C.S. – Lá devem estar uns 500 ou 600 mil livros ainda e, apesar de não ser possível precisar, penso que deverão valer cerca de 500 mil euros. Porém, eu assinei um documento onde rescindi de todos os livros e bens existentes no local na altura em que a situação ocorreu, mas hoje creio que talvez não o devesse ter feito. A verdade é que já tenho 72 anos e se ficasse com os livros não teria local onde os colocar. Porém, ao contrário do que foi dito, nunca ofereci livros por não ter espaço onde os colocar. Aliás, eu não posso doar nada daquele espólio, porque agora é tudo propriedade dos herdeiros do senhorio.

 

V.A. – Para além da livraria onde agora se encontra, existe mais algum local onde faça venda de livros?

C.S. – Faço também venda de livros numa banca, de terça-feira a sexta-feira, das 9h00 às 12h00, nas Arcadas da Rua de Santo António. Normalmente aproveito essa oportunidade também para apontar pedidos que me são feitos e é uma forma de dar visibilidade ao negócio. Por norma, coloco os livros mais baratos, de 1, 3, 5 e 10 euros, sendo estes últimos livros mais monumentais. Já na livraria, tenho livros de todos os géneros e preços.

 

V.A. – Acredita que o livro continua a ter a mesma importância que tinha no período em que iniciou a sua atividade como alfarrabista?

C.S. - Há cerca de 10 anos que o livro deixou de ter a importância que tinha, mas acredito que voltará ao que era. A verdade é que continua a haver procura de livros mais antigos, até porque muitos deles não têm registos na internet. Uma das maiores críticas que faço é à investigação universitária, que atualmente é toda feita na internet e os docentes aceitam isso. Acredito que a melhor ferramenta que a humanidade tem nos dias de hoje são os livros. Os computadores são também uma ferramenta importante, mas a melhor é mesmo o livro.

 

V.A. – Quando já não puder dar continuidade ao negócio, quem tomará conta da livraria?

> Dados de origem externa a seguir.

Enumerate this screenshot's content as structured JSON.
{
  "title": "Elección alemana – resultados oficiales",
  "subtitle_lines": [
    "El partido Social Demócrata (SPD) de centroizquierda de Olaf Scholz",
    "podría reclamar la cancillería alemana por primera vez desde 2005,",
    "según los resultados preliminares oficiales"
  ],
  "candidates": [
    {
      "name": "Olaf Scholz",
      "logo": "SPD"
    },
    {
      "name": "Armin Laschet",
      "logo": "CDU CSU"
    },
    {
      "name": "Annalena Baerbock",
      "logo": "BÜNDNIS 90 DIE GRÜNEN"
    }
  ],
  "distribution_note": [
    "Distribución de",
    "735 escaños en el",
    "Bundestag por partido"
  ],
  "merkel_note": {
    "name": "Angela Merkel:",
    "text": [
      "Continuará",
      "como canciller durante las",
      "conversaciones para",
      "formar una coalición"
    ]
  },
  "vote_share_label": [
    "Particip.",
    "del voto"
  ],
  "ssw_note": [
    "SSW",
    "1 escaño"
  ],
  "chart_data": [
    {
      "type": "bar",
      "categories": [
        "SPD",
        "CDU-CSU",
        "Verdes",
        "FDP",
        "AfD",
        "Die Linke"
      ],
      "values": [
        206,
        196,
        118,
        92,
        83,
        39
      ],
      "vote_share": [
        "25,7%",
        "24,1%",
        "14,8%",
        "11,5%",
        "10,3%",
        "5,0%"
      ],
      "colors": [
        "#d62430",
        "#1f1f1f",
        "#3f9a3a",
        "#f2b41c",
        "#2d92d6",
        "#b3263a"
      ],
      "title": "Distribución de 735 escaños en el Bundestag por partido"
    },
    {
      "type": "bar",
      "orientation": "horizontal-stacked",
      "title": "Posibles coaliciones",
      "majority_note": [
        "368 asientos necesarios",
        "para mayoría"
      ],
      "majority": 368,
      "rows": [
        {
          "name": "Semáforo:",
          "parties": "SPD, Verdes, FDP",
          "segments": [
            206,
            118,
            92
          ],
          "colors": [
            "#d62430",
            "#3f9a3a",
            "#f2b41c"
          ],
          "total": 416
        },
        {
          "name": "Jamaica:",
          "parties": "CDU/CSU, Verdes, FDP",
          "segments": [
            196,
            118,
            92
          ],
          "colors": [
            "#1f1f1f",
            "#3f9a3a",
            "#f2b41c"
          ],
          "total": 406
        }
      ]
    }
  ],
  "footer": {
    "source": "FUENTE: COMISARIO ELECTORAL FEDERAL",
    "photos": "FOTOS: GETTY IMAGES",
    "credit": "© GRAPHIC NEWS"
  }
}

C.S. – Essa é a minha grande preocupação, até porque sei que o meu filho não ficará com o negócio. Tem outros interesses profissionais. Eu já estou reformado, mas continuo a trabalhar aqui pelo gosto que tenho aos livros, e porque esta livraria é quase como um filho para mim, e  apesar de já estar um pouco cansado, preciso de ter a certeza  que quando deixar o negócio alguém seguirá com o trabalho que tenho feito até aqui. Por isso mesmo, se houver alguém interessando em investir, eu estou recetivo a propostas, disponível para ensinar o que for preciso para depois a pessoa poder seguir com o negócio. Penso que se justifique que se continue a defender o livro, como eu tenho defendido, aqui em Faro. Embora tenho consciência de como é difícil tendo em conta a conjuntura económica…

 

V.A. – Quando foi despejado e se viu prestes a perder milhares de livros, esperava que alguém ou alguma Instituição o ajudasse a encontrar uma solução? 

C.S. – Sim, esperava… Já aconteceu em várias localidades, certas instituições tomarem posse da cessação da atividade e ficaram com o acervo… Mas comigo isso não aconteceu. Também fiz a oferta ao Município, dei a entender… esperava que me apoiassem, até porque fui medalhado pela autarquia há dois anos, como lhe disse, mas a Autarquia não reagiu… Se o Município se prontificasse a ficar com isto, eu doava tudo, sem contrapartidas, e eu ficava mais descansado, sabendo que tudo isto ficava bem entregue.